You were also instrumental in installing the tombstone for Beauford Delaney. Could you share a bit about that?

It was a life-changing experience. When I set out to find his grave, it was only with the intent to talk about Beauford in relation to James Baldwin. I went to this cemetery not understanding that the grave was unmarked. In France gravesites are “leased,” and if they are not paid for, your remains can be removed. I was trying to find out on behalf of Beauford’s friends whether he was still in the ground. The authorities were reticent to tell me anything because I wasn’t a family member. It turned out that he was going to be exhumed that year, but they wouldn’t say when.

I went there and found him in a pauper’s division of an enormous cemetery. It looked half-empty and was in deplorable condition. The weeds were literally up to my knees, and I couldn’t make heads or tails of how I was supposed to find the grave. Guards walked by and I stopped them and said, ‘Please help me, I have the coordinates of his grave.’ Each individually walked off and came to the same place, which had a little ceramic flower arrangement nestled among the weeds. They said, ‘This is it.’

The tombstone of Beauford Delaney at Thiais Cemetery on the outskirts of Paris.
The tombstone of Beauford Delaney at Thiais Cemetery on the outskirts of Paris. © Discover Paris!

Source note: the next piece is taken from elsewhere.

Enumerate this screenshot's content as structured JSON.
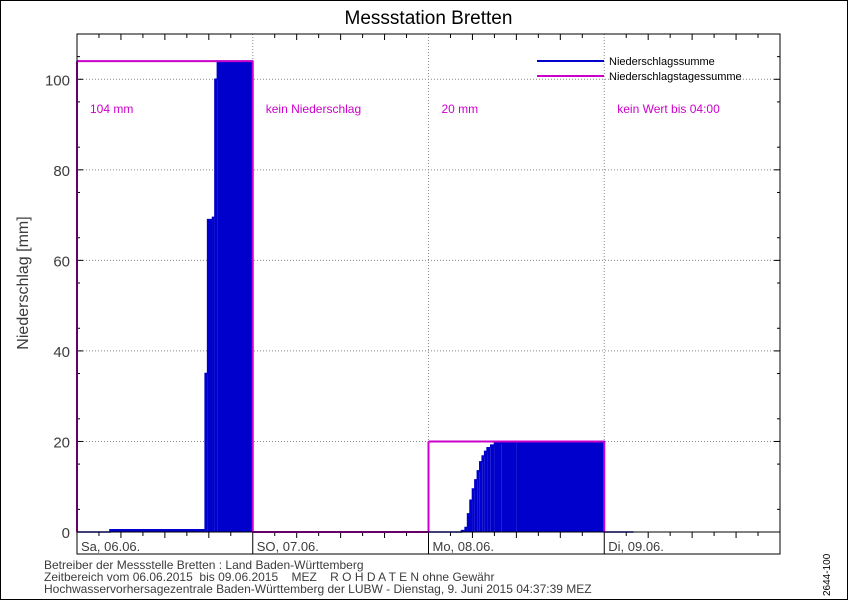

I was mortified that this man would be buried in such impoverished and desolate conditions. I sent pictures to the friends. They asked, ‘Is it possible for us to pay the money to keep him from being exhumed?’ I became their advocate in Paris. They’re telling me all these stories about why Beauford means so much to them, so now I’m starting to become personally involved in this story.

Very long story short, the deputy director of the cemetery became involved, because the story touched her. She said, ‘You can petition the cemetery system to allow you to pay to keep his grave intact.’ I wrote and explained that Beauford was an artist and that the French government owns his work. When you talk to French people about a writer or an artist, that gets their attention.

They agreed to make an exception. Less than 300 Euros needed to be paid. The friends sent that money and I paid it. They were so excited that they wanted to place a stone, and asked me to find out what that would require. By now, I’m all in, and I take it upon myself to investigate the cost of a tombstone. It was going to cost several thousand. That’s when I started the French nonprofit, Les Amis de Beauford Delaney, to raise money to fund and to place the stone.

I still get goosebumps when I think about it. Suffice it to say that Beauford Delaney, his spirit and his whole story, got into me and would not let me go. I’m still writing about him, I got the two plaques installed, and still felt like it wasn’t enough to honor this man. So I founded a US-based nonprofit in 2015, to raise money to do an art exhibition of his work.

What kind of a long-term impact do you hope your tours, and your efforts focused on Delaney, will have?

My desire, my passion, and my hopeful impact is to expose people and make people curious about the fact that African Americans were able to—over the course of a couple of centuries—come to this place, make a life for themselves, and irrevocably and noticeably influence French culture.

This interview has been edited and condensed.